Each change is evaluated against the node disruption policy, which can trigger one or more of the following actions:

  • Reboot: Drain and reboot the node.
  • None: No disruption is triggered; the change is applied silently.
  • Drain: Drain the node without rebooting.
  • Restart: Restart the specified systemd service.
  • DaemonReload: Reload all systemd unit configurations.

Example: Default Node Disruption Policy

The following is the default configuration for the cluster MachineConfiguration resource after installation:

apiVersion: machineconfiguration.alauda.io/v1alpha1
kind: MachineConfiguration
metadata:
  name: cluster
spec:
  defaultNodeDisruptionPolicySpecAction:
    files:
    - type: None
    units:
    - type: Reboot
  nodeDisruptionPolicy:
    sshkey:
      actions:
      - type: None

This configuration means:

  • File changes trigger no action.
  • Systemd unit changes cause a node drain and reboot.
  • SSH key changes are applied without disruption.

Example: Customizing File Behavior

You can change the default action for file changes to trigger a reboot:

apiVersion: machineconfiguration.alauda.io/v1alpha1
kind: MachineConfiguration
metadata:
  name: cluster
spec:
  defaultNodeDisruptionPolicySpecAction:
    files:
    - type: Reboot
    units:
    - type: Reboot
  nodeDisruptionPolicy:
    sshkey:
      actions:
      - type: None

With this configuration, any change to a managed file will cause the Machine Configuration Operator to drain and reboot the affected node.
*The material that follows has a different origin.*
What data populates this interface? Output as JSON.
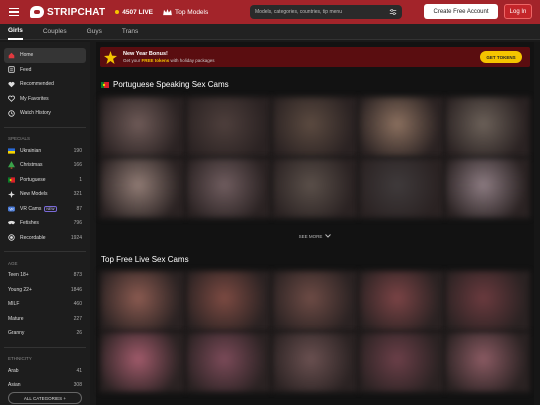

Example: Applying Policy to a Specific File

You can also define disruption actions for a specific file path. In the following example, changes to /usr/local/bin/myapp.sh will not trigger a node reboot, but instead reload the systemd configuration and restart the related service:

apiVersion: machineconfiguration.alauda.io/v1alpha1
kind: MachineConfiguration
metadata:
  name: cluster
spec:
  defaultNodeDisruptionPolicySpecAction:
    files:
    - type: Reboot
    units:
    - type: Reboot
  nodeDisruptionPolicy:
    files:
    - path: /usr/local/bin/myapp.sh
      actions:
      - type: DaemonReload
      - type: Restart
        restart:
          serviceName: myapp.service
    sshkey:
      actions:
      - type: None

In this case, when /usr/local/bin/myapp.sh is updated, the Machine Configuration Operator will reload all systemd units and restart the myapp.service—without draining or rebooting the node.